Il y avait trop peu de place à l’intérieur du palais pour que les souffleurs de vent de Pelio pussent remplir leur office, et les salles à l’atmosphère confinée restaient glaciales. La pâle lumière filtrant à travers les épaisses vitres était loin d’apporter le même réconfort que celle qu’il avait l’habitude de voir dans les salles de bal à ciel ouvert du Palais de l’Été. Les esclaves de Moragha circulaient au milieu de l’assistance avec du vin et des sucreries. Le préfet avait même réussi à faire venir un petit groupe de chanteurs du sud d’Atsobi. En somme… une vraie fête.

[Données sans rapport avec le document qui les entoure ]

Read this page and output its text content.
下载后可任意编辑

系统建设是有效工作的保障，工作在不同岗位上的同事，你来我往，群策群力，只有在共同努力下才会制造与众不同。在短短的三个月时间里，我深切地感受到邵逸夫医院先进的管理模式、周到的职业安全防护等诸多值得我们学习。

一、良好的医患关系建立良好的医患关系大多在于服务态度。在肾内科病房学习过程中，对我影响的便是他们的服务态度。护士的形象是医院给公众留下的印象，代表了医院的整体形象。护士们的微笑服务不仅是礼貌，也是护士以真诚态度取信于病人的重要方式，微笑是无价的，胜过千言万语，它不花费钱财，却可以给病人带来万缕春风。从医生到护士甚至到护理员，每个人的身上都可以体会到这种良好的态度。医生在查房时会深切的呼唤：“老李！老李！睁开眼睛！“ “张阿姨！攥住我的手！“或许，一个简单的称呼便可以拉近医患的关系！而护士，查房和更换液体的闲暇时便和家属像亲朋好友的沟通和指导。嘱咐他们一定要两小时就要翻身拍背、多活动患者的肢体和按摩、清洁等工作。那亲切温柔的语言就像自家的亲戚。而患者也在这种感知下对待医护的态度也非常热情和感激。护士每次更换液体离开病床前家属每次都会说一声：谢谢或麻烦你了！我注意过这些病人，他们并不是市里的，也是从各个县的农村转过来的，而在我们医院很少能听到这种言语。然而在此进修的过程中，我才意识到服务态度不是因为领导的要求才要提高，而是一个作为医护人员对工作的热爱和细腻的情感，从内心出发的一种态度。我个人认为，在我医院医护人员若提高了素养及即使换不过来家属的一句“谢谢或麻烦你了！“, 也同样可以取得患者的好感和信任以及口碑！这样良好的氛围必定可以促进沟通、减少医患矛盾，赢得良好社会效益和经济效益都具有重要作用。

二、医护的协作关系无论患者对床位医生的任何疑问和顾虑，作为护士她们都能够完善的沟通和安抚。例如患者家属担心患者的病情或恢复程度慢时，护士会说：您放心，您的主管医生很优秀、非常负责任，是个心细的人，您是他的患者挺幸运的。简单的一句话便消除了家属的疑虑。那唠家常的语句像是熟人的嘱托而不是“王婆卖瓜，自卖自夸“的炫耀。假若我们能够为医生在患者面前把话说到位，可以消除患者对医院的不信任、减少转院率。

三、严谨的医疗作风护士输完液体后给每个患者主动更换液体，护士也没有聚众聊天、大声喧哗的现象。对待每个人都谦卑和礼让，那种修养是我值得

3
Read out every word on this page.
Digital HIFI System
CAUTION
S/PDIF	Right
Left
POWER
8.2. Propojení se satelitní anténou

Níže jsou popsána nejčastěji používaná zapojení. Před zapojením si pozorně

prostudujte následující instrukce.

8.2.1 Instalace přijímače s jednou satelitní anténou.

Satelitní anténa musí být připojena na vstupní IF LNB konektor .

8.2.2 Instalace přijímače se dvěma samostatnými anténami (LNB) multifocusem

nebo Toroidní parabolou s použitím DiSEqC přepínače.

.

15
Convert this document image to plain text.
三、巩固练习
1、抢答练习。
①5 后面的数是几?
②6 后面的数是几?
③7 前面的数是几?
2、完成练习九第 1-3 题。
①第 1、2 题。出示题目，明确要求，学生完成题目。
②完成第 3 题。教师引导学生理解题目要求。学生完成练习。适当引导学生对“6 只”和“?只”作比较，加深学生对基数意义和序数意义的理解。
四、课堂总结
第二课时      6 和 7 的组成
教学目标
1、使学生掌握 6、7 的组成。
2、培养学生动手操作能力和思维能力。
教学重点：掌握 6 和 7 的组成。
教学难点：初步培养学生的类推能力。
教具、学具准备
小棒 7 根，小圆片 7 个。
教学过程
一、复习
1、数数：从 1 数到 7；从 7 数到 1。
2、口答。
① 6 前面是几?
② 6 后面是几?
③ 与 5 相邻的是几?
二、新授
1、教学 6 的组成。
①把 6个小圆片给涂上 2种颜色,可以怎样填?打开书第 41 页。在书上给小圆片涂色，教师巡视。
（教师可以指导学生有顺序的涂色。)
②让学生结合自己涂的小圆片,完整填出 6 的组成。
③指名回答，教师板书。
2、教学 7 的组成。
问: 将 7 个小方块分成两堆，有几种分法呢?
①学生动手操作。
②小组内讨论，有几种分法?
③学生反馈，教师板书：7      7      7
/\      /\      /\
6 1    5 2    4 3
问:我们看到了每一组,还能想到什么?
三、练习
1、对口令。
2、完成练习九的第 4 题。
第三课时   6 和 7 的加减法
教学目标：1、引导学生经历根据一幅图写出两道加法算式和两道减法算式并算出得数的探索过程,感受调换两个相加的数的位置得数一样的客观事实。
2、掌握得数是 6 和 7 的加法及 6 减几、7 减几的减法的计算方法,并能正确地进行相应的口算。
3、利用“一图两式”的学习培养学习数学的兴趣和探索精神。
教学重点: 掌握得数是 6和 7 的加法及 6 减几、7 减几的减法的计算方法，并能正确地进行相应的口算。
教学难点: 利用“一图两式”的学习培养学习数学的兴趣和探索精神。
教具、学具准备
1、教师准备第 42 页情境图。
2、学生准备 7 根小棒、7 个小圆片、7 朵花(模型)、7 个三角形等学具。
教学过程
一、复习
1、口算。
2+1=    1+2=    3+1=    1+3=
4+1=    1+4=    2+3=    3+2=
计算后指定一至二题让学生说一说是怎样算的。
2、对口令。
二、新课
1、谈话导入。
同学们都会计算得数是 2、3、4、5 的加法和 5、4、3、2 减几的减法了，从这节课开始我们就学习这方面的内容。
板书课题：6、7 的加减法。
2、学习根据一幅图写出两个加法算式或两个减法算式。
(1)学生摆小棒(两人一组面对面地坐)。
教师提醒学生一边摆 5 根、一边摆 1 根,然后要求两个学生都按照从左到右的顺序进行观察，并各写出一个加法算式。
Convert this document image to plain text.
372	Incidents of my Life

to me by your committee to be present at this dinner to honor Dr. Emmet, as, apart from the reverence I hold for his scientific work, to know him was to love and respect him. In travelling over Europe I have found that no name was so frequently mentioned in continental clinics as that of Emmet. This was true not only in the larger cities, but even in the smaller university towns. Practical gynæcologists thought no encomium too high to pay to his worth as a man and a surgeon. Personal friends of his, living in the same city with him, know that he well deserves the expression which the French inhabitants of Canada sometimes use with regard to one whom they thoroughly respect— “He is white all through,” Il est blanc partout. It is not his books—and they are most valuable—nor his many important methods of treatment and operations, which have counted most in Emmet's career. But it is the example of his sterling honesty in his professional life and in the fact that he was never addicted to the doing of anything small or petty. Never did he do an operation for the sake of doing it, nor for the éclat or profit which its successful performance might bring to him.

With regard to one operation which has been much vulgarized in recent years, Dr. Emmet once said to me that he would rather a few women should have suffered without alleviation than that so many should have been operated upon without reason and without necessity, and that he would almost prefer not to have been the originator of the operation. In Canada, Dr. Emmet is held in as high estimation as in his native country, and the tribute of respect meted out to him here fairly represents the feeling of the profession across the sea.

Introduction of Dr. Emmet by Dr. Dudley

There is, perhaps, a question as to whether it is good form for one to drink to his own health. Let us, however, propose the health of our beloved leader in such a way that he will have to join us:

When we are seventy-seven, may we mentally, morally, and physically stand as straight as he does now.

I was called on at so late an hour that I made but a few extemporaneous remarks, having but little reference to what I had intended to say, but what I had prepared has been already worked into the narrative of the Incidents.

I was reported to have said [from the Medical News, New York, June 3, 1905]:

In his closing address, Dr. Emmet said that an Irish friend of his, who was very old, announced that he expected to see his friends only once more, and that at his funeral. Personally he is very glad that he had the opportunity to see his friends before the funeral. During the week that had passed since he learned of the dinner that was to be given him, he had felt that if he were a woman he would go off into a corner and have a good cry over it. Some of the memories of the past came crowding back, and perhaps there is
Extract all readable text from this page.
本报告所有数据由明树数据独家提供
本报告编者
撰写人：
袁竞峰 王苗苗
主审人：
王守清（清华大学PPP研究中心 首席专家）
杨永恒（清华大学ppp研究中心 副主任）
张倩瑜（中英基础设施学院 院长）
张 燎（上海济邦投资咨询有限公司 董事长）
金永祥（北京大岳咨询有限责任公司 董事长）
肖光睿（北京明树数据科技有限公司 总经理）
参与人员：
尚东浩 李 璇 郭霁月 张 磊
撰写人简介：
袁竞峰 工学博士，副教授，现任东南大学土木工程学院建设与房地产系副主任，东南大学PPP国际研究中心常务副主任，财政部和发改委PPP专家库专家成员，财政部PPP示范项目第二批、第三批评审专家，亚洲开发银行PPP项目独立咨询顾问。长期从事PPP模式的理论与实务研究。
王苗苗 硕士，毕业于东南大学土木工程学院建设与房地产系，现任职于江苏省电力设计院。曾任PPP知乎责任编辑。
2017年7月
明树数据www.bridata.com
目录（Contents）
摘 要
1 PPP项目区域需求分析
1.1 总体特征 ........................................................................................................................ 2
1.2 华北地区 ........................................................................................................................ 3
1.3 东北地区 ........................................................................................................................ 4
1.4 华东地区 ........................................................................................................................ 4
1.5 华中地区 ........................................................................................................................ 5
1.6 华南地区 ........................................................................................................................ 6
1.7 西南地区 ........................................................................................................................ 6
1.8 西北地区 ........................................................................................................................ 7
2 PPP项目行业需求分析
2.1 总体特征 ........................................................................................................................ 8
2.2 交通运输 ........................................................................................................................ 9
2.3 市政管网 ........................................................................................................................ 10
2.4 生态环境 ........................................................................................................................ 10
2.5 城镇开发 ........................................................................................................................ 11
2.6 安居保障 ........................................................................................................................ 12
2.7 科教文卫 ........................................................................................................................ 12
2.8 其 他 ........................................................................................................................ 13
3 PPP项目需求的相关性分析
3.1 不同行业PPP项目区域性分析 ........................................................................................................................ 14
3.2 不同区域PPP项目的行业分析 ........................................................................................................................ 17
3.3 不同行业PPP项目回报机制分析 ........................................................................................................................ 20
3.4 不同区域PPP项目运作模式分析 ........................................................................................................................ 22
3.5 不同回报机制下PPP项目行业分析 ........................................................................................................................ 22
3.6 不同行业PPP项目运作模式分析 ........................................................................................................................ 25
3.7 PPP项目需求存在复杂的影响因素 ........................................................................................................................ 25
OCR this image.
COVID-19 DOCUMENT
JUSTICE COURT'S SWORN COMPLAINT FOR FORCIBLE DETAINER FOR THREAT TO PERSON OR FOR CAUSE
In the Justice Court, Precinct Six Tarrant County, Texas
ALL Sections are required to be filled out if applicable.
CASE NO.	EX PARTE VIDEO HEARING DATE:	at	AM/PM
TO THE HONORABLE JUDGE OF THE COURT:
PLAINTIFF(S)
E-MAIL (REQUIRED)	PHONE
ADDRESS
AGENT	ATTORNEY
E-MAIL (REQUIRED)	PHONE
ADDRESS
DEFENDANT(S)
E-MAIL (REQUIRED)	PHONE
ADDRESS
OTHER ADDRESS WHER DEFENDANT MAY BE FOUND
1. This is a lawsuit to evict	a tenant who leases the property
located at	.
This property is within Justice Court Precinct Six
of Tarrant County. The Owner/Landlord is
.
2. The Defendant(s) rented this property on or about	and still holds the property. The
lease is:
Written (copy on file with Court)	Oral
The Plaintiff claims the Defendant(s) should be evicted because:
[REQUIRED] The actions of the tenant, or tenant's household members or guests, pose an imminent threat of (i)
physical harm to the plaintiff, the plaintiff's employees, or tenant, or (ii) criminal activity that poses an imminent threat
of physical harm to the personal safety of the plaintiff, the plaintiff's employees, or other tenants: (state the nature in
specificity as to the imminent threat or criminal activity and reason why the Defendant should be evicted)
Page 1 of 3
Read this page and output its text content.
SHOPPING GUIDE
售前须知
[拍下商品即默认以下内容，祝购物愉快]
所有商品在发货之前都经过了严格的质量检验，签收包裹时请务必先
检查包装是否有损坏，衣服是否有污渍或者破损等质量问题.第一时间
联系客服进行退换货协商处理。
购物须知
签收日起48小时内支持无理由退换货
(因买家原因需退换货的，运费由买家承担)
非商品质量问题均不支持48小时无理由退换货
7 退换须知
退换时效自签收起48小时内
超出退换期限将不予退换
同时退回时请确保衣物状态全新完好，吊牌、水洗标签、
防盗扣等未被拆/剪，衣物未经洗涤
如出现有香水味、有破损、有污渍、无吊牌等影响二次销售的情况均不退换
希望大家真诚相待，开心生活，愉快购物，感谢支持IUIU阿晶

Parapfu conduisit le prince et ses gardes du corps à l’écart de la foule et, après avoir traversé un jardin intérieur aux plantes flétries ils parvinrent au bassin de transit du palais, au bord duquel les serviteurs leur tendirent des combinaisons étanches.

« Le cachot se trouvant à près de cinq cents mètres au-dessous du sol, je pense, Votre Altesse, que le bassin de transit constitue l’accès le plus pratique. »

Pelio acquiesça et enfila sa tenue. Si Moragha possédait suffisamment d’habileté, ils pouvaient sauter de l’endroit même où ils se tenaient. Mais cinq cents mètres représentaient une longue descente. Un jour, il avait été téléporté jusqu’à six cents mètres de profondeur — directement, sans s’immerger au préalable dans un bassin de transit. Mais l’échauffement qui en avait résulté lui avait donné des maux de tête pendant une nouvenne.

L’eau du bassin étant froide et huileuse, Pelio appréciait sa combinaison imperméable, tout encombrante qu’elle fût (il n’en était pas moins conforté dans son idée que les tropiques restaient le seul endroit où il fût raisonnable de vivre, car l’hiver n’y existait pas). Au moment où Moragha se préparait au saut, Pelio discerna dans l’eau qui l’environnait une tension qui lui était familière. Une seconde s’écoula. La tension s’accentua et il sentit qu’une conversion s’opérait, le bassin d’arrivée se substituant à l’autre.